Evidence for an old galactic bulge from RR lyrae stars in Baade's window: Implications for the formation of the galaxy and the age of the universe

Recent observations suggest that the peak of the metallicity distribution for RR Lyrae variables in the Galactic nuclear bulge is more metal-rich than that found in the halo of the Galaxy. It is shown that this is what one would expect if the radial variation in horizontal-branch (HB) morphology observed in the halo continues to the very center of the Galaxy. Interpreted as an age effect, as supported by recent work, this provides evidence, for the first time, that the oldest stellar population (i.e., RR Lyraes) in the Galactic nuclear bulge is older than that in the halo by 1.3±0.3 Gyr. Other possibilities can be ruled out from the analyses of the periods of RR Lyrae variables and/or other observations.
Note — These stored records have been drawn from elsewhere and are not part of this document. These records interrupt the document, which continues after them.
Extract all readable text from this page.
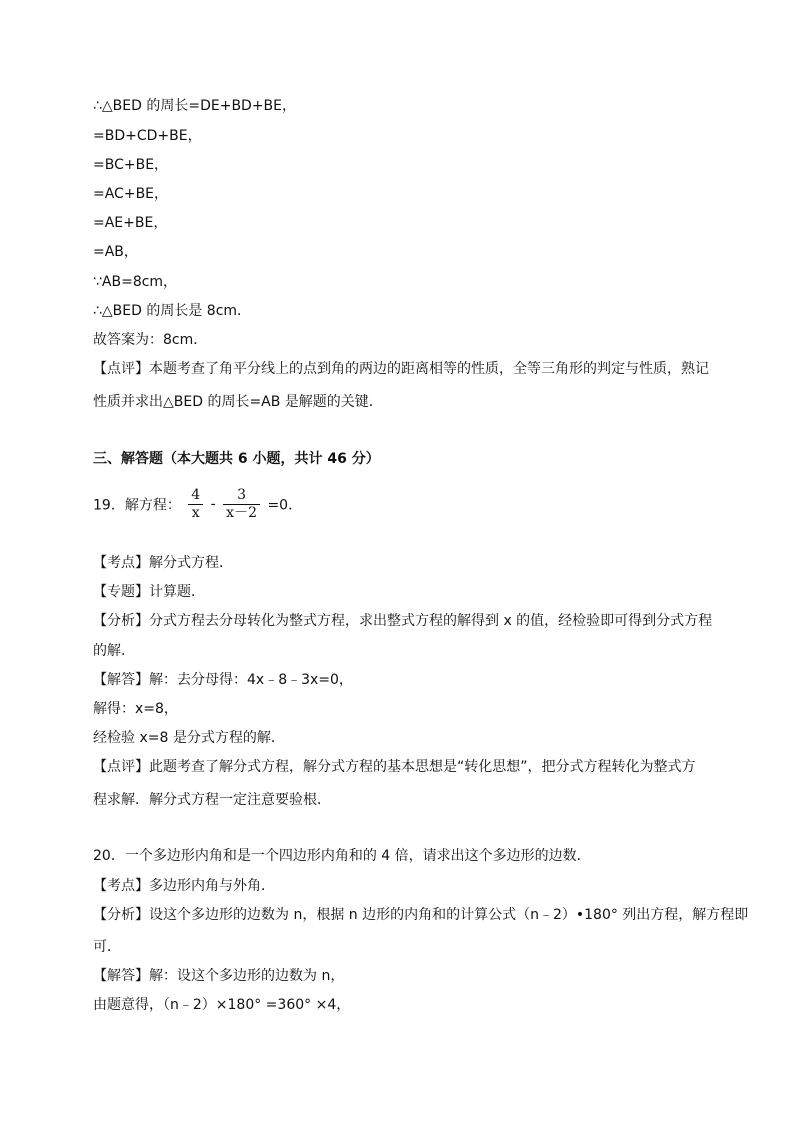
∴△BED 的周长=DE+BD+BE，
=BD+CD+BE，
=BC+BE，
=AC+BE，
=AE+BE，
=AB，
∵AB=8cm，
∴△BED 的周长是 8cm．
故答案为：8cm．
【点评】本题考查了角平分线上的点到角的两边的距离相等的性质，全等三角形的判定与性质，熟记
性质并求出△BED 的周长=AB 是解题的关键．
三、解答题（本大题共 6 小题，共计 46 分）
19．解方程： $\frac{4}{x} - \frac{3}{x-2} =0$．
【考点】解分式方程．
【专题】计算题．
【分析】分式方程去分母转化为整式方程，求出整式方程的解得到 x 的值，经检验即可得到分式方程
的解．
【解答】解：去分母得：4x﹣8﹣3x=0，
解得：x=8，
经检验 x=8 是分式方程的解．
【点评】此题考查了解分式方程，解分式方程的基本思想是“转化思想”，把分式方程转化为整式方
程求解．解分式方程一定注意要验根．
20．一个多边形内角和是一个四边形内角和的 4 倍，请求出这个多边形的边数．
【考点】多边形内角与外角．
【分析】设这个多边形的边数为 n，根据 n 边形的内角和的计算公式（n﹣2）•180° 列出方程，解方程即
可．
【解答】解：设这个多边形的边数为 n，
由题意得，（n﹣2）×180° =360° ×4，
The inferred radial gradient in age implies that the bulge was the first part of our Galaxy to form, and then served as a nucleus around which the rest of the Galaxy was built up from the inside out. This information, together with the radial variation in age dispersion among the halo population, suggests that the protogalactic halo fragments hypothesized by Searle & Zinn [ApJ, 225, 357 (1978)] may actually be a part of the protogalactic subsystems that have been the building blocks not just of the halo, but of the entire Galaxy. This is consistent with the idea that galaxies formed as clusters and mergers of many gas-rich subsystems, rather than by the rapid collapse of single large protogalactic clouds. The similarity between elliptical galaxies and the bulges of spiral galaxies suggests then that the origin of the Hubble sequence is due, at least in part, to the differences in the overall frequency of collisions and mergers among the subsystems in different environments. A further implication of the present result is that the globular clusters found in the halo of the Galaxy are not the oldest objects in the Galaxy. The lower limit on the age of the Universe is at least ∼1 Gyr older than the age of the oldest halo population.